With its business model, the energy group Uniper is driving according to estimates by the Standard rating agency
There is still no agreement on this. According to government circles, the federal government is still negotiating support measures with Uniper. Claudia Kemfert from the DIW, unlike Südekum, considers it “incredibly bitter” that German taxpayers’ money now has to be used to financially support fossil energy companies that have gotten into this difficult situation through self-inflicted errors. “Fossil energy companies have reaped lavish profits over the years and made wrong decisions for which the whole of society must now take responsibility.” But she also thinks it is right that funds are found to support companies in crisis.
The law was written in an urgent procedure because the federal government fears that Uniper’s exit could lead to a chain reaction. Südekum warns: Without Uniper, the municipal utilities would be without gas and would have to see if they could get gas in any other way. But that’s not so easy, because the municipal utilities have no direct contracts with Gazprom. “Ultimately, private households would have to pay for it,” says Südekum.

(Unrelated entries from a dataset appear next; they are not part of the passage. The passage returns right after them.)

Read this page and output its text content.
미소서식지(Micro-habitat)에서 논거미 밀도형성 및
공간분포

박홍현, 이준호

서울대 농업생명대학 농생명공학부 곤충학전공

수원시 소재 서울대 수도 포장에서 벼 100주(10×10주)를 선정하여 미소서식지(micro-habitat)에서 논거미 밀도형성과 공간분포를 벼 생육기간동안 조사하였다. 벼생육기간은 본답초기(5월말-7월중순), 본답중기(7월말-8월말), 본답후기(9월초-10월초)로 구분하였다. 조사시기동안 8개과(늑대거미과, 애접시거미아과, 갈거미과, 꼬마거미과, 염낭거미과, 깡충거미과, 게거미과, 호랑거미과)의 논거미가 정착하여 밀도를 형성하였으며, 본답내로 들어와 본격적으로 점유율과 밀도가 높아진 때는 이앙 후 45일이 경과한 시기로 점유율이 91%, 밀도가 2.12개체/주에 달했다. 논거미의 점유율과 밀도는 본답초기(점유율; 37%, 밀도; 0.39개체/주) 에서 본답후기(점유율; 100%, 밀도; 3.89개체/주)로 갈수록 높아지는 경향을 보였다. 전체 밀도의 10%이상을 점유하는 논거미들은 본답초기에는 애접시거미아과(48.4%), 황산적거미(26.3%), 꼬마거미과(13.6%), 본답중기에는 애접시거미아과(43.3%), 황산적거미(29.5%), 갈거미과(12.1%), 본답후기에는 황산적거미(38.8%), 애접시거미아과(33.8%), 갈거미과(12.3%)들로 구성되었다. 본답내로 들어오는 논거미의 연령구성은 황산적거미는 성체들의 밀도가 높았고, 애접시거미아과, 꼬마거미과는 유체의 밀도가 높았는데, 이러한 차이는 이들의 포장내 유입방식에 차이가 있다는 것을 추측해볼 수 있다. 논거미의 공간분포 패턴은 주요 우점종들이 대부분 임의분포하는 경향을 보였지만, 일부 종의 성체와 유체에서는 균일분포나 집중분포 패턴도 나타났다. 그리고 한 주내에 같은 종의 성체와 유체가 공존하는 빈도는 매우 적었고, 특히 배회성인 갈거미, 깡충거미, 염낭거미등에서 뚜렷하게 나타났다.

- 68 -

Kemfert also believes a domino effect is possible. However, the energy companies are thriving companies that experience short-term liquidity bottlenecks and are basically able to cope with the crisis. “High gas prices are passed on to consumers, so the probability is low that a company of this size will really go bankrupt,” says Kemfert ntv.de. This would only be possible if the high gas prices are not paid and the group is left with the high costs alone.
Even if now is not the right time to draw long-term consequences from the gas crisis, economist Südekum makes it clear: the ultimate goal is the expansion of renewable energies. “The aspect of supply reliability and diversification of sources of supply will play a much greater role in the future than has been the case in the past.” It must now be considered: What does a value chain look like that can compensate for the loss of a supplier?
Such considerations do not help in the short term. It’s more about the question: Who pays the gas bill? Either the consumers do this through higher prices or the state jumps in with some form of subsidy. If the price adjustment clause is activated, suppliers can adjust their prices and suddenly pass on the increased costs to all customers. In this case, according to Südekum, there is a real risk of a price shock. “Then the prices for customers will increase by a factor of five to six in one fell swoop.”
Alternatively, there is the option of a cost allocation solution. Suppliers are not allowed to adjust the prices themselves, but would have their losses covered by a state cleaning agency. This would in turn levy a network fee, which would then be passed on to all gas customers. This means that the burden of the high prices would be evenly distributed. “Here, however, there is a great danger that the levy will be set far too low for political reasons, because households do not want to be expected to pay the high prices,” says Südekum. In the end, the levy solution is a gas price cap through the back door. This would leave Uniper and other suppliers directly on the state drip – for a long time.
“As hard as it is, we have to face reality,” says Südekum. The gas prices have risen extremely and that must also reach the population. “Concealing this with state subsidies does not help either.”